My family background was full of politics, which was common amongst working class families in the 1950s and 60s. Both of my grandfathers were long-serving officers of branches of their trade unions, chair and treasurer respectively. On my mother’s side, the family were Labour Party municipal aristocracy. My grandmother was a life-long activist who sat as a school governor and on hospital boards. Her standing in the Party had benefits, one of which was the tenancy of a council house in Charlton with a substantial garden, attractively positioned at one end of the Village. My great-uncle and my mother’s cousin had been Mayors of Woolwich. The great-uncle had previously been active in the Communist Party, and I inherited his Left Book Club collection.
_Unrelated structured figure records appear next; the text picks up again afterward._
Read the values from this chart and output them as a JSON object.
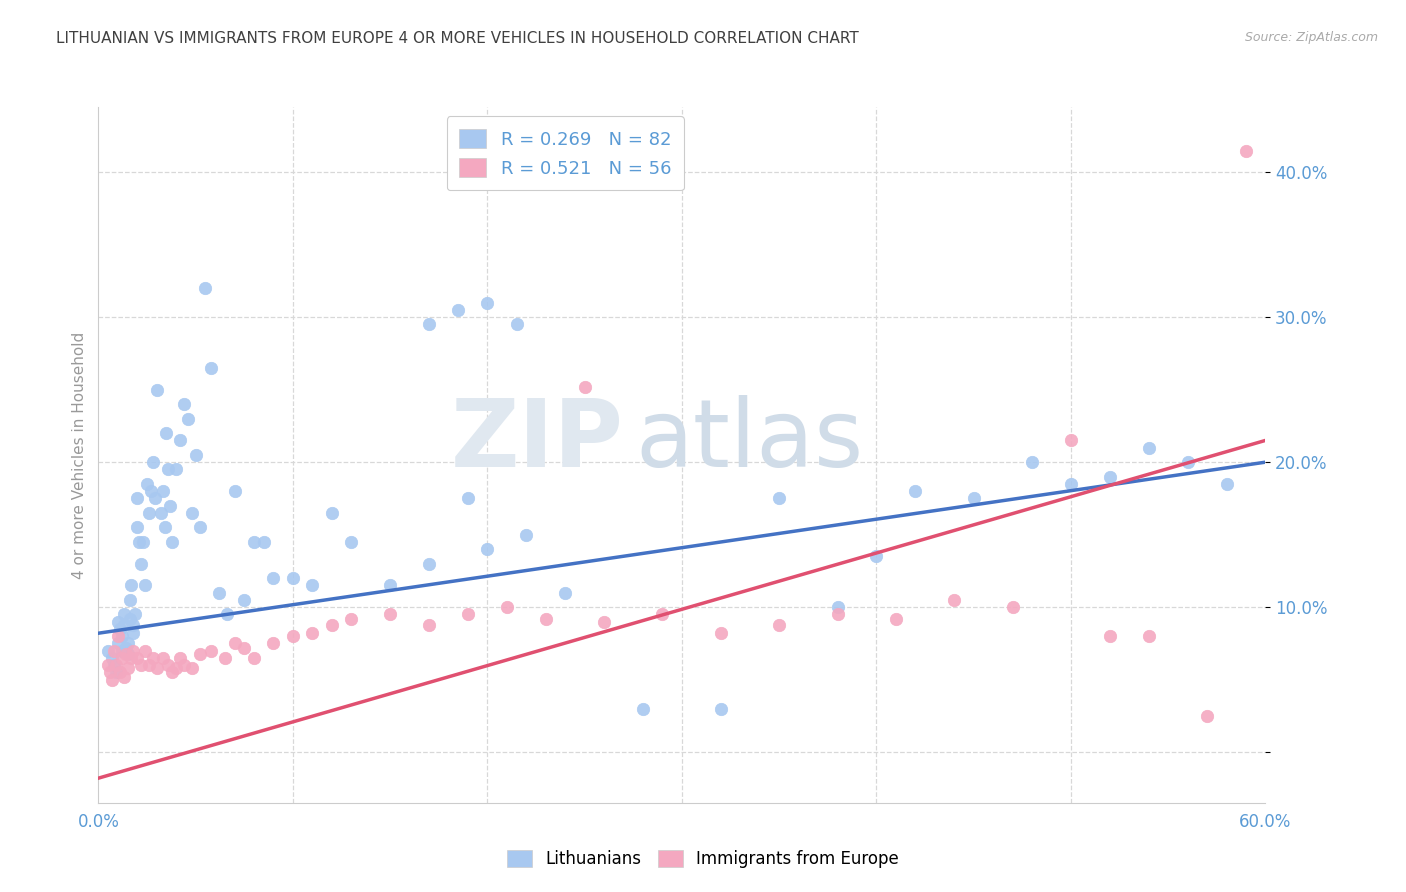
{
  "title": "LITHUANIAN VS IMMIGRANTS FROM EUROPE 4 OR MORE VEHICLES IN HOUSEHOLD CORRELATION CHART",
  "source": "Source: ZipAtlas.com",
  "ylabel": "4 or more Vehicles in Household",
  "xmin": 0.0,
  "xmax": 0.6,
  "ymin": -0.035,
  "ymax": 0.445,
  "yticks": [
    0.0,
    0.1,
    0.2,
    0.3,
    0.4
  ],
  "ytick_labels": [
    "",
    "10.0%",
    "20.0%",
    "30.0%",
    "40.0%"
  ],
  "background_color": "#ffffff",
  "watermark_zip": "ZIP",
  "watermark_atlas": "atlas",
  "grid_color": "#d8d8d8",
  "title_color": "#404040",
  "axis_label_color": "#5b9bd5",
  "R1": 0.269,
  "N1": 82,
  "R2": 0.521,
  "N2": 56,
  "line1_x0": 0.0,
  "line1_y0": 0.082,
  "line1_x1": 0.6,
  "line1_y1": 0.2,
  "line2_x0": 0.0,
  "line2_y0": -0.018,
  "line2_x1": 0.6,
  "line2_y1": 0.215,
  "series1_color": "#a8c8f0",
  "series2_color": "#f4a8c0",
  "series1_line_color": "#4472c4",
  "series2_line_color": "#e05070",
  "scatter1_x": [
    0.005,
    0.007,
    0.008,
    0.009,
    0.01,
    0.01,
    0.011,
    0.012,
    0.012,
    0.013,
    0.013,
    0.014,
    0.015,
    0.015,
    0.016,
    0.016,
    0.017,
    0.018,
    0.018,
    0.019,
    0.02,
    0.02,
    0.021,
    0.022,
    0.023,
    0.024,
    0.025,
    0.026,
    0.027,
    0.028,
    0.029,
    0.03,
    0.032,
    0.033,
    0.034,
    0.035,
    0.036,
    0.037,
    0.038,
    0.04,
    0.042,
    0.044,
    0.046,
    0.048,
    0.05,
    0.052,
    0.055,
    0.058,
    0.062,
    0.066,
    0.07,
    0.075,
    0.08,
    0.085,
    0.09,
    0.1,
    0.11,
    0.12,
    0.13,
    0.15,
    0.17,
    0.19,
    0.2,
    0.22,
    0.24,
    0.28,
    0.32,
    0.35,
    0.38,
    0.4,
    0.42,
    0.45,
    0.48,
    0.5,
    0.52,
    0.54,
    0.56,
    0.58,
    0.17,
    0.185,
    0.2,
    0.215
  ],
  "scatter1_y": [
    0.07,
    0.065,
    0.06,
    0.055,
    0.09,
    0.075,
    0.085,
    0.07,
    0.08,
    0.095,
    0.088,
    0.072,
    0.068,
    0.075,
    0.105,
    0.092,
    0.115,
    0.082,
    0.088,
    0.095,
    0.155,
    0.175,
    0.145,
    0.13,
    0.145,
    0.115,
    0.185,
    0.165,
    0.18,
    0.2,
    0.175,
    0.25,
    0.165,
    0.18,
    0.155,
    0.22,
    0.195,
    0.17,
    0.145,
    0.195,
    0.215,
    0.24,
    0.23,
    0.165,
    0.205,
    0.155,
    0.32,
    0.265,
    0.11,
    0.095,
    0.18,
    0.105,
    0.145,
    0.145,
    0.12,
    0.12,
    0.115,
    0.165,
    0.145,
    0.115,
    0.13,
    0.175,
    0.14,
    0.15,
    0.11,
    0.03,
    0.03,
    0.175,
    0.1,
    0.135,
    0.18,
    0.175,
    0.2,
    0.185,
    0.19,
    0.21,
    0.2,
    0.185,
    0.295,
    0.305,
    0.31,
    0.295
  ],
  "scatter2_x": [
    0.005,
    0.006,
    0.007,
    0.008,
    0.009,
    0.01,
    0.011,
    0.012,
    0.013,
    0.014,
    0.015,
    0.017,
    0.018,
    0.02,
    0.022,
    0.024,
    0.026,
    0.028,
    0.03,
    0.033,
    0.036,
    0.038,
    0.04,
    0.042,
    0.044,
    0.048,
    0.052,
    0.058,
    0.065,
    0.07,
    0.075,
    0.08,
    0.09,
    0.1,
    0.11,
    0.12,
    0.13,
    0.15,
    0.17,
    0.19,
    0.21,
    0.23,
    0.26,
    0.29,
    0.32,
    0.35,
    0.38,
    0.41,
    0.44,
    0.47,
    0.5,
    0.52,
    0.54,
    0.57,
    0.59,
    0.25
  ],
  "scatter2_y": [
    0.06,
    0.055,
    0.05,
    0.07,
    0.06,
    0.08,
    0.055,
    0.065,
    0.052,
    0.068,
    0.058,
    0.065,
    0.07,
    0.065,
    0.06,
    0.07,
    0.06,
    0.065,
    0.058,
    0.065,
    0.06,
    0.055,
    0.058,
    0.065,
    0.06,
    0.058,
    0.068,
    0.07,
    0.065,
    0.075,
    0.072,
    0.065,
    0.075,
    0.08,
    0.082,
    0.088,
    0.092,
    0.095,
    0.088,
    0.095,
    0.1,
    0.092,
    0.09,
    0.095,
    0.082,
    0.088,
    0.095,
    0.092,
    0.105,
    0.1,
    0.215,
    0.08,
    0.08,
    0.025,
    0.415,
    0.252
  ]
}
On the paternal side of th family, my grandfather and a number of other family members were active in the Socialist Party of Great Britain, a Marxist-but-not-Leninist group of working class autodidacts. Their main activities were organising debates and speaking at Speakers’ Corner in Hyde Park. I grew up with politics over Sunday lunch and a precocious awareness of the ideas of Marx and Engels.
My parents were not party members, but they felt strongly about politics and almost everything else. When I was small, we lived in two rented rooms with shared kitchen and bathroom facilities. My parents then bought a three-bedroom inter-war semi-detached house in Wricklemarsh Road, Kidbrooke, which is where we lived throughout the 1960s. By 1969, my father’s career as a manager in a paper merchant company was sufficiently successful that we moved into a larger house in Kidbrooke Grove, a broad, leafy street close to Blackheath, where our neighbours were solicitors, journalists and retired colonial administrators. My parents assimilated and were popular in this close-knit upper middle class enclave, but they remained proud socialists, anti-monarchists, anti-racists and militant atheists. To the end of her life, my mother insisted that we were still working-class in the face of obvious evidence that this was no longer true. My childhood was filled with debate amongst adults who were uneducated but well-read. There were books, classical music and strong encouragement to question authority of all types. Under the circumstances, I could not claim that my flirtation with Trotskyism arose from ignorance. However, if I was motivated by rebellion, none of the family seemed remotely bothered.